My mom and I walked down to the very southern end of the island today. We left from the Graveyard of the Atlantic Museum and walked about 2.5 miles on the beach to the southernmost tip of Hatteras Island, where Hatteras Inlet cuts through to the Pamlico Sound.
Today was one of those days where the sky is impossibly blue, the clouds are impossibly white, the ocean is the color of topaz, and you say over and over out loud how beautiful it all is. There were a lot of people fishing on the beach, and a few people like us- beachcombers. It’s the tail end of the summer season. The family groups of tourists have gone home because the kids have started school. Now we have the retired couples and the fishermen who come for the legendary fall surf fishing. We talked to a few hopeful anglers, but no one was having any luck. No one seemed too worried about it. Sitting on the beach on a day like today is a treat, whether you catch a fish or not.

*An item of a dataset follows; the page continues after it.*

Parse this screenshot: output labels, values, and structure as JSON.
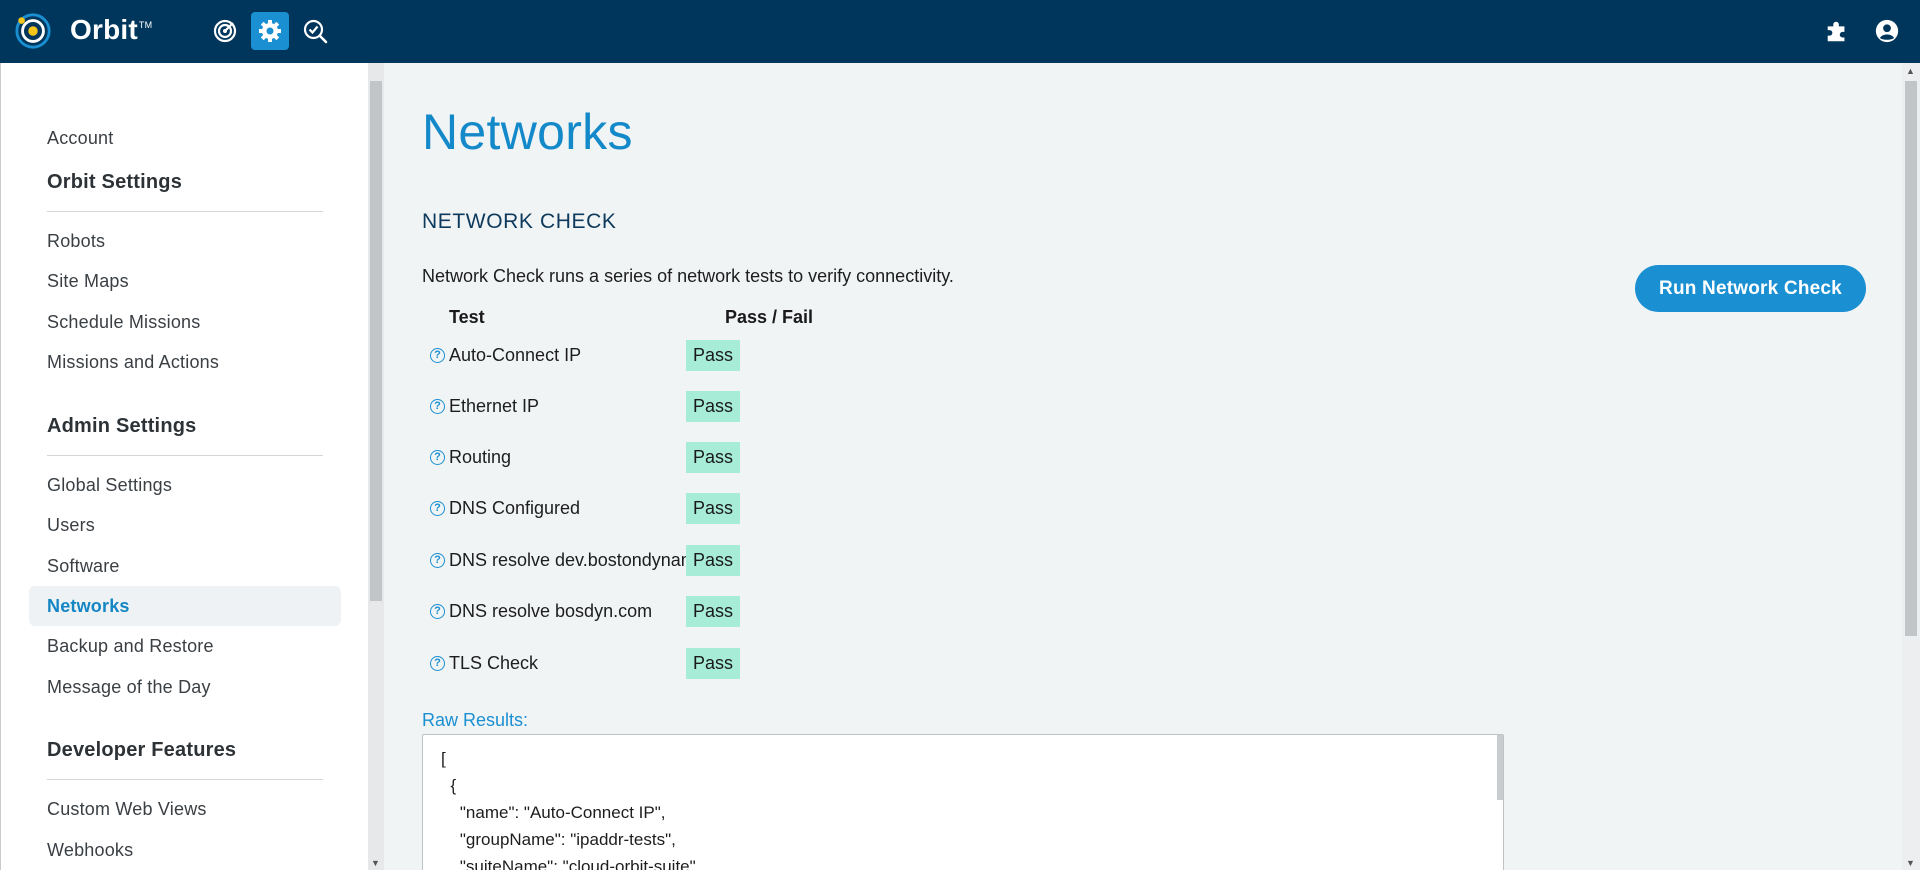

I must have said at least ten times that it looked like the Caribbean. The water was a brilliant turquoise, and it was flat calm, unusual for this place known for its high winds and changeable seas. Lately I’ve been getting into sailing because my son is in the Sailing Club here, and I’ve been thinking I’d like to learn how to sail well enough to take a boat down to the Bahamas and loaf around on the out islands- snorkeling, fishing and exploring. Today I realized there’s really no need. Hatteras in late summer (when there’s not a hurricane) is every bit as enchanting as the Caribbean, and I already live here- no need to travel!

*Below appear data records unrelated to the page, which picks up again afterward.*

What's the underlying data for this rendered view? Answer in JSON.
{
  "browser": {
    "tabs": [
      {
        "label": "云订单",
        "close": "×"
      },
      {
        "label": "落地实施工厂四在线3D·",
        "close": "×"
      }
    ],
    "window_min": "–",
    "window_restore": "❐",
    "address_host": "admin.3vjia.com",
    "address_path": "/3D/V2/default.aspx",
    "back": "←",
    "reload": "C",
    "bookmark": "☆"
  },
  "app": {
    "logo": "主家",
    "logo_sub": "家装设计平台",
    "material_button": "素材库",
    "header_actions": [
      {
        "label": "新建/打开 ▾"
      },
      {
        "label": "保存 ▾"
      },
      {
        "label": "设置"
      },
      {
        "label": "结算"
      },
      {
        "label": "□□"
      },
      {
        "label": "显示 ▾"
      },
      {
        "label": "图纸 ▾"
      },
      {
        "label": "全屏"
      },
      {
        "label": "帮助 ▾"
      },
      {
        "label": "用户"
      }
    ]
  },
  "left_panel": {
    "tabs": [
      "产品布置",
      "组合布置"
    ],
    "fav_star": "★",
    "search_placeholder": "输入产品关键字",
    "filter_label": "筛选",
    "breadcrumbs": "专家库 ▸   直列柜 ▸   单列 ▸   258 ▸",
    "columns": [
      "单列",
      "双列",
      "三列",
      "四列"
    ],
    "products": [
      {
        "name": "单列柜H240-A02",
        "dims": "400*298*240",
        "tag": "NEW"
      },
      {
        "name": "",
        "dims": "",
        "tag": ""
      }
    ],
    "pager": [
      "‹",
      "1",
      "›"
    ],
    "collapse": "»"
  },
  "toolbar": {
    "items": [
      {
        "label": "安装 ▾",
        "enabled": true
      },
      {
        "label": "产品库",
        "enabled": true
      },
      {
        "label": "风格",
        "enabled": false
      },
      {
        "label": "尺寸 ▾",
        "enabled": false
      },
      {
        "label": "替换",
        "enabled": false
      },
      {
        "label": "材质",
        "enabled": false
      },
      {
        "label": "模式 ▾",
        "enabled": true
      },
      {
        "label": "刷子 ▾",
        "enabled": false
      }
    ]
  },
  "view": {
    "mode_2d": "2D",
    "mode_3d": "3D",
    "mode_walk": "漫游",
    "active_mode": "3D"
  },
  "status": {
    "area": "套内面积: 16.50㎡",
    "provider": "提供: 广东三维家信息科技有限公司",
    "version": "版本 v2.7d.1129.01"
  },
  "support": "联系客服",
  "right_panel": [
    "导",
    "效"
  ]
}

When I was a kid in the 80’s, we would drive down to the inlet and set up for the day with a cooler and a grill. Hordes of local children would play all day in the water, get sunburnt, boogie board, eat watermelon and hot dogs, and drink Cokes. Kids knew how to play back then, before the advent of screens. The end of the island was shaped really differently when I was a kid. The beach on the ocean side wrapped around to a beach on the sound side, and we would run back and forth all day, depending on whether we wanted to play in the waves in the ocean or swim in the calmer waters of the sound. Now the end of the island drops off with a sharp sand cliff and there are piles of dead trees washed up and tangled into each other’s branches. You can go around the point, but you have to wade into the water and around those trees. The current rips through there as well, so it’s not the safest place to explore unless you know you can swim well enough to extract yourself from the current.
Still, it is a beautiful place, and a wild place, the kind of place that is rapidly being developed out of existence. The driftwood is like an art installation, just as pretty as anything you’d see in a gallery. We have plans to come back and do more exploring in the little maritime forest that somehow manages to eke out a living on what has to be one of the windiest places on the East Coast. There are gnarled oak and cedar trees, along with the ubiquitous “water bush.” I’m not sure what it’s really called, but it’s everywhere on the island because it’s a hardy little tree that doesn’t mind high winds and salt tide.
This kind of place is my favorite thing about living here. It still feels wild, like there’s something to be discovered. It isn’t exactly, but it feels untouched, and that’s important to me. The weather is always changing the contours of the island, and because of that it always feels new.